Royal Netherlands Institute for Sea Research
Royal Netherlands
Institute for Sea Research

Movement & Connectivity

Movement is crucial to almost any ecological and evolutionary process. Within the group of Coastal Movement Ecology (C-MovE) we study the movement of plankton, invertebrates, fish, birds, reptiles and marine mammals on various spatial scales, and how their movement connects trophic levels, habitats, and ecosystems.

Bird movement

Coastal areas are important for many birds. Since the distribution of birds is highly dynamic in time and space, monitoring of bird movements over vast areas is a major challenge.  We follow the birds with traditional colour-ring programs and advanced tracking technology such as GPS bird tracking technology (GPS-GSM-trackers) and WATLAS (Wadden Sea Advanced Tracking and Localisation of Animals in real life Systems). > More information 

Marine Mammal movement

Harbour seals and grey seals are important predators inhabiting our coastal waters. Using GPS tracking technology we are able to study their movement and diving behavior in great detail. At NIOZ, we jointly work with WMR to understand which foraging habitats they prefer and how they move to find their prey. Once the mechanisms underlying their movement are understood, they will be applied to other species and regions, like seals in the Arctic.

Fish Movement

The Wadden Sea harbor more than hundred fish species.

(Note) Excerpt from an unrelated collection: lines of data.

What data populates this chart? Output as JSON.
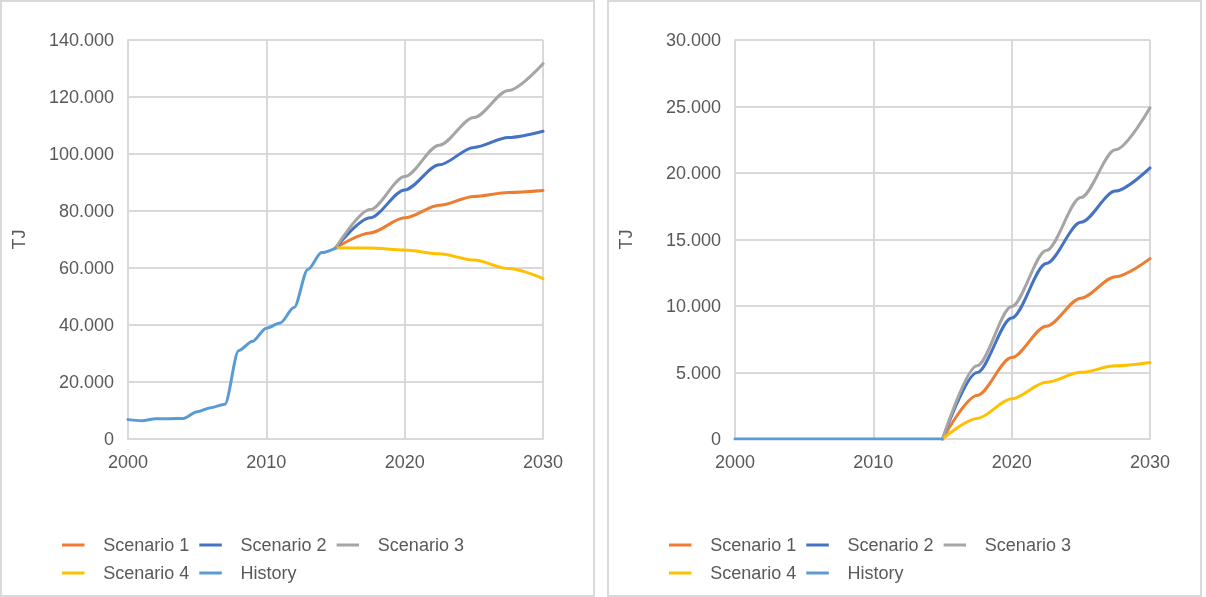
{
  "chart_data": [
    {
      "type": "line",
      "ylabel": "TJ",
      "xlim": [
        2000,
        2030
      ],
      "xticks": [
        2000,
        2010,
        2020,
        2030
      ],
      "ylim": [
        0,
        140000
      ],
      "yticks": [
        {
          "value": 0,
          "label": "0"
        },
        {
          "value": 20000,
          "label": "20.000"
        },
        {
          "value": 40000,
          "label": "40.000"
        },
        {
          "value": 60000,
          "label": "60.000"
        },
        {
          "value": 80000,
          "label": "80.000"
        },
        {
          "value": 100000,
          "label": "100.000"
        },
        {
          "value": 120000,
          "label": "120.000"
        },
        {
          "value": 140000,
          "label": "140.000"
        }
      ],
      "grid": true,
      "legend": "bottom",
      "marker": "none",
      "series": [
        {
          "name": "Scenario 1",
          "color": "#ed7d31",
          "x": [
            2015,
            2017.5,
            2020,
            2022.5,
            2025,
            2027.5,
            2030
          ],
          "values": [
            67000,
            72300,
            77600,
            82000,
            85100,
            86500,
            87200
          ]
        },
        {
          "name": "Scenario 2",
          "color": "#4472c4",
          "x": [
            2015,
            2017.5,
            2020,
            2022.5,
            2025,
            2027.5,
            2030
          ],
          "values": [
            67000,
            77600,
            87400,
            96200,
            102300,
            105800,
            108000
          ]
        },
        {
          "name": "Scenario 3",
          "color": "#a5a5a5",
          "x": [
            2015,
            2017.5,
            2020,
            2022.5,
            2025,
            2027.5,
            2030
          ],
          "values": [
            67000,
            80500,
            92100,
            103100,
            112800,
            122300,
            131700
          ]
        },
        {
          "name": "Scenario 4",
          "color": "#ffc000",
          "x": [
            2015,
            2017.5,
            2020,
            2022.5,
            2025,
            2027.5,
            2030
          ],
          "values": [
            67000,
            67000,
            66300,
            65000,
            62800,
            59800,
            56300
          ]
        },
        {
          "name": "History",
          "color": "#5b9bd5",
          "x": [
            2000,
            2001,
            2002,
            2003,
            2004,
            2005,
            2006,
            2007,
            2008,
            2009,
            2010,
            2011,
            2012,
            2013,
            2014,
            2015
          ],
          "values": [
            6800,
            6400,
            7100,
            7100,
            7200,
            9600,
            11000,
            12200,
            31000,
            34300,
            38900,
            40700,
            46100,
            59500,
            65400,
            67000
          ]
        }
      ]
    },
    {
      "type": "line",
      "ylabel": "TJ",
      "xlim": [
        2000,
        2030
      ],
      "xticks": [
        2000,
        2010,
        2020,
        2030
      ],
      "ylim": [
        0,
        30000
      ],
      "yticks": [
        {
          "value": 0,
          "label": "0"
        },
        {
          "value": 5000,
          "label": "5.000"
        },
        {
          "value": 10000,
          "label": "10.000"
        },
        {
          "value": 15000,
          "label": "15.000"
        },
        {
          "value": 20000,
          "label": "20.000"
        },
        {
          "value": 25000,
          "label": "25.000"
        },
        {
          "value": 30000,
          "label": "30.000"
        }
      ],
      "grid": true,
      "legend": "bottom",
      "marker": "none",
      "series": [
        {
          "name": "Scenario 1",
          "color": "#ed7d31",
          "x": [
            2015,
            2017.5,
            2020,
            2022.5,
            2025,
            2027.5,
            2030
          ],
          "values": [
            0,
            3270,
            6120,
            8480,
            10590,
            12200,
            13560
          ]
        },
        {
          "name": "Scenario 2",
          "color": "#4472c4",
          "x": [
            2015,
            2017.5,
            2020,
            2022.5,
            2025,
            2027.5,
            2030
          ],
          "values": [
            0,
            5000,
            9100,
            13190,
            16290,
            18640,
            20380
          ]
        },
        {
          "name": "Scenario 3",
          "color": "#a5a5a5",
          "x": [
            2015,
            2017.5,
            2020,
            2022.5,
            2025,
            2027.5,
            2030
          ],
          "values": [
            0,
            5500,
            9960,
            14180,
            18150,
            21740,
            24900
          ]
        },
        {
          "name": "Scenario 4",
          "color": "#ffc000",
          "x": [
            2015,
            2017.5,
            2020,
            2022.5,
            2025,
            2027.5,
            2030
          ],
          "values": [
            0,
            1540,
            3020,
            4260,
            5010,
            5500,
            5750
          ]
        },
        {
          "name": "History",
          "color": "#5b9bd5",
          "x": [
            2000,
            2005,
            2010,
            2015
          ],
          "values": [
            0,
            0,
            0,
            0
          ]
        }
      ]
    }
  ]
}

Many young flatfish and other species spend their first month in the rich and shallow nursery of the Wadden Sea. In winter the shallow waters are too cold, and the fish migrate to the North Sea. In the Swimway project of the Wadden Fund, we are looking into the future, to find starting points for management of the Wadden Sea to enhance fish populations and ecosystem resilience.

Plankton movement

While some forms are capable of independent movement and can swim hundreds of meters vertically in a single day, their horizontal position is primarily determined by the surrounding water movement, and plankton typically flow with sea currents. Since the early 1970s, developments in phytoplankton in the Wadden Sea have been closely followed by NIOZ scientists, by taking weekly water samples from the NIOZ jetty.